In the early part of the 19th Century, a prominent scientist named Samuel Morton deduced from his limited and unverified collection of skulls that the larger supposedly European skulls denoted greater influence and therefore superiority. This early quackery, published prior to Darwin’s theories on evolution, and long before the discovery of DNA, was heralded early on by Southern slavers in the US. These ideas became the scientific basis to justify white supremacy and black inferiority as the ominous clouds of the US Civil War loomed over their lucrative exploitation of Black slaves. Morton’s “Crainiometry” which classified humans based on the size of their cranium cavity, conveniently tied to his theory of a divinely determined hierarchy, gained him the infamous title of the Father of Scientific Racism.
Scientific advances in DNA research and the more recent sequencing of the Human Genome have determined the close relationship among humans at the genetic level; effectively disproving all the misconceptions posited by Morton some 200 years ago. Nonetheless his legacy lives on.
A few months ago I enrolled in 23&me and confirmed what I always knew, that despite the outward appearance, my dominant ancestry is not European, i.e, white. As it turns out, I am 46% Central and South Asian (India), 22% Sub-Saharan African, and only 20% European.
When I lived in the United States, I always “passed” for white, or Latino, or for any fair-skinned ethnicity for that matter. Growing up in Belize, though, always gave me an awareness that no matter how much I was accepted at parties, for jobs, or even at various fraternities and peer groups at my pedigreed Southern university in Louisiana, that I would never quite feel comforted or could I share in the privileges reserved for those that grew up white in white America.
See, from my recollection growing up in our little Belize being white was never a function of skin color, but more of economic power. I grew up in a lower middle-class family, where my darker skinned siblings often made mirth of my genetic throw-back to the (now I know) recessive genes of my European ancestry, calling me names like White Cheese and Limey pickney. None of this, however was meant in a disparaging way, and in fact, though I silently longed for a darker complexion just to fit in, I never felt handicapped for looking different. If fact, growing up in a household that hosted Peace Corps volunteers, influenced my view of a white American as that of a kindly, gentle, larger than life soul, whose goal in life is to assist the less fortunate and who had not a mean bone in his/her body.
In the US, though, I got a rude awakening on what it was to be non-white. Not by any overt racism aimed at me, but by the treatment that I observed of my black friends at school in the 1980s, and the behavior I observed among my white peers.
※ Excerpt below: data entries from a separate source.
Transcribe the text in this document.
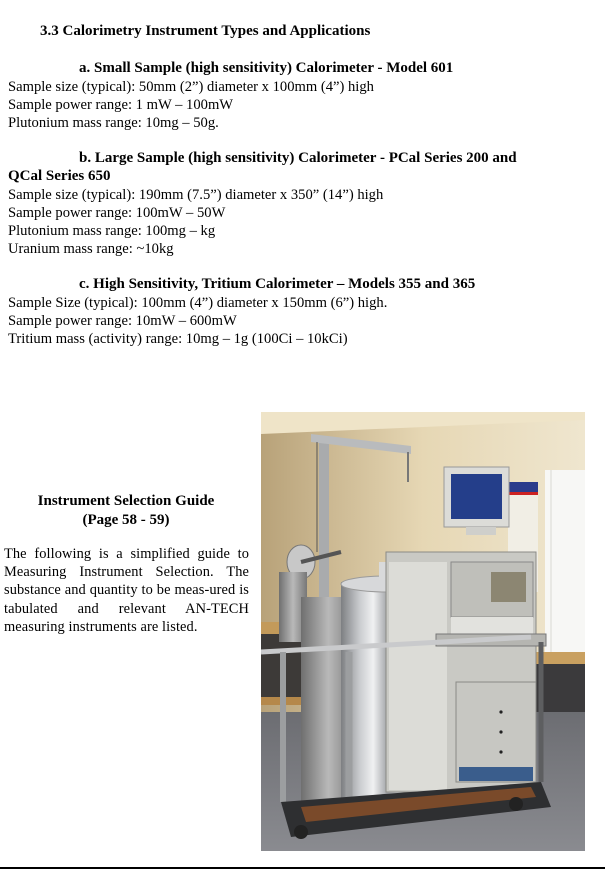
3.3 Calorimetry Instrument Types and Applications
a. Small Sample (high sensitivity) Calorimeter - Model 601
Sample size (typical): 50mm (2”) diameter x 100mm (4”) high
Sample power range: 1 mW – 100mW
Plutonium mass range: 10mg – 50g.
b. Large Sample (high sensitivity) Calorimeter - PCal Series 200 and
QCal Series 650
Sample size (typical): 190mm (7.5”) diameter x 350” (14”) high
Sample power range: 100mW – 50W
Plutonium mass range: 100mg – kg
Uranium mass range: ~10kg
c. High Sensitivity, Tritium Calorimeter – Models 355 and 365
Sample Size (typical): 100mm (4”) diameter x 150mm (6”) high.
Sample power range: 10mW – 600mW
Tritium mass (activity) range: 10mg – 1g (100Ci – 10kCi)
Instrument Selection Guide
(Page 58 - 59)
The following is a simplified guide to Measuring Instrument Selection. The substance and quantity to be meas-ured is tabulated and relevant AN-TECH measuring instruments are listed.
There was my friend Arlene, the daughter (orphan) of scientist parents who perished in a car accident, leaving her a small fortune. Not even her BMW gave her the pass beyond her dark skin to be considered an equal much less an elite. Then there was Garth. Tall, muscular and good looking, the president of the black fraternity whose members are branded with a hot iron in reminiscent defiance to the history of that famous slave trading post in which we lived. Both taught me from different perspectives, that though the removal of divisions among racial lines may have been enshrined in law through civil rights actions a mere two decades before, in practice, and in the hearts and minds of many whites, the beacons of racism never dimmed.
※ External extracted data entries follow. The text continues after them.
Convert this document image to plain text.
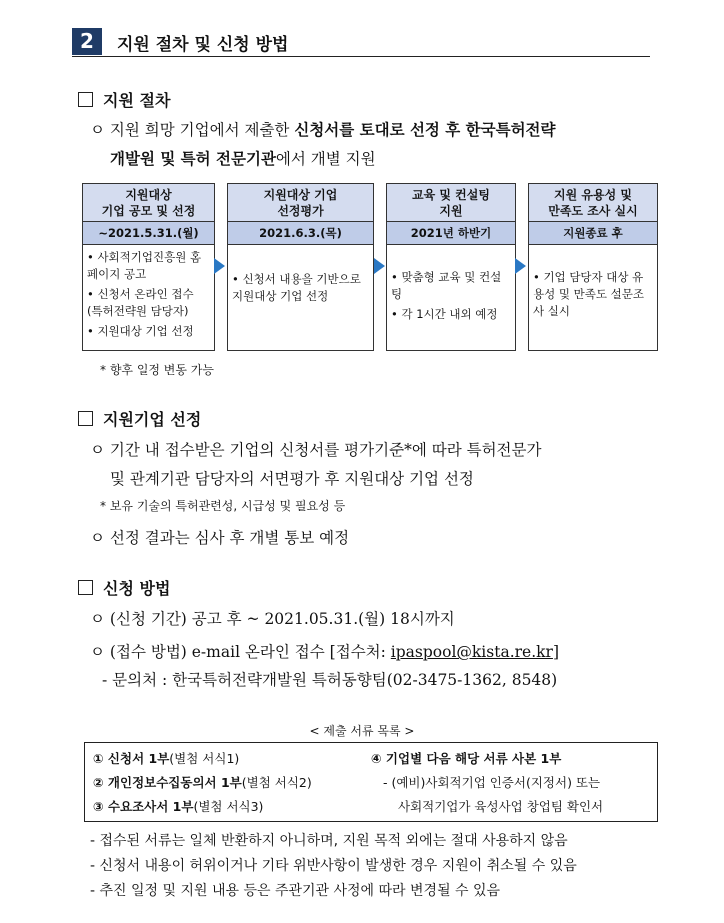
2	지원 절차 및 신청 방법
지원 절차
ㅇ 지원 희망 기업에서 제출한 신청서를 토대로 선정 후 한국특허전략
개발원 및 특허 전문기관에서 개별 지원
지원대상
기업 공모 및 선정
~2021.5.31.(월)
• 사회적기업진흥원 홈페이지 공고
• 신청서 온라인 접수 (특허전략원 담당자)
• 지원대상 기업 선정
지원대상 기업
선정평가
2021.6.3.(목)
• 신청서 내용을 기반으로 지원대상 기업 선정
교육 및 컨설팅
지원
2021년 하반기
• 맞춤형 교육 및 컨설팅
• 각 1시간 내외 예정
지원 유용성 및
만족도 조사 실시
지원종료 후
• 기업 담당자 대상 유용성 및 만족도 설문조사 실시
* 향후 일정 변동 가능
지원기업 선정
ㅇ 기간 내 접수받은 기업의 신청서를 평가기준*에 따라 특허전문가
및 관계기관 담당자의 서면평가 후 지원대상 기업 선정
* 보유 기술의 특허관련성, 시급성 및 필요성 등
ㅇ 선정 결과는 심사 후 개별 통보 예정
신청 방법
ㅇ (신청 기간) 공고 후 ~ 2021.05.31.(월) 18시까지
ㅇ (접수 방법) e-mail 온라인 접수 [접수처: ipaspool@kista.re.kr]
- 문의처 : 한국특허전략개발원 특허동향팀(02-3475-1362, 8548)
< 제출 서류 목록 >
① 신청서 1부(별첨 서식1)
② 개인정보수집동의서 1부(별첨 서식2)
③ 수요조사서 1부(별첨 서식3)
④ 기업별 다음 해당 서류 사본 1부
- (예비)사회적기업 인증서(지정서) 또는
사회적기업가 육성사업 창업팀 확인서
- 접수된 서류는 일체 반환하지 아니하며, 지원 목적 외에는 절대 사용하지 않음
- 신청서 내용이 허위이거나 기타 위반사항이 발생한 경우 지원이 취소될 수 있음
- 추진 일정 및 지원 내용 등은 주관기관 사정에 따라 변경될 수 있음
As fate would have it I met and for several years I dated the daughter of a white elite in New Orleans. A well-known politician who, on Monday nights would host fellow white elite politicians at his home. I had, at times, the opportunity to listen to the banters of the inheritors of Huey P Long. Politicians like Harry Lee, the former Jefferson Parrish sheriff who publicly advised his officers that any black person seen in a white neighbourhood would be detained and others like Harry Connick Sr. the then District Attorney and the disgraced former Governor Edwin Edwards. These conversations clearly demonstrated to me the concept of white privilege, though at the time such a term was not yet coined. White privilege in 1980s Louisiana was accepted and expected, and politicians and law enforcers knew this and acted accordingly.
As I watch the video of the murder of George Floyd, and the aftermath of protests nationwide, I am saddened and appalled. Appalled that the segregation and racism I observed in 1980s Louisiana; the racism that prevailed in the deep south, is still pervasive in the hearts and minds of so many whites in so many cities throughout the US. The assumption by those entrusted to protect, that a black man is deserving of what can only be described as a public lynching, is appalling and makes for a sad day in the history of that nation.
I cannot for the life of me understand how it can be that select members of those genetic versions equals to 20% of my DNA who look like me, can ever believe that they are entitled to the superiority of race to the point at where they can take the life of those that share the rest of my genetic makeup.
Ironically, more recent genetic research has revealed two deep truths about people. First, that all humans are closely related—more closely related than all chimps, even though there are many more humans around today. Everyone has the same collection of genes, but with the exception of identical twins, everyone has slightly different versions of some of them. Studies of this genetic diversity have allowed scientists to reconstruct a kind of family tree of human populations.
This widely available data has revealed the second deep truth: In a very real sense, all people alive today are Africans.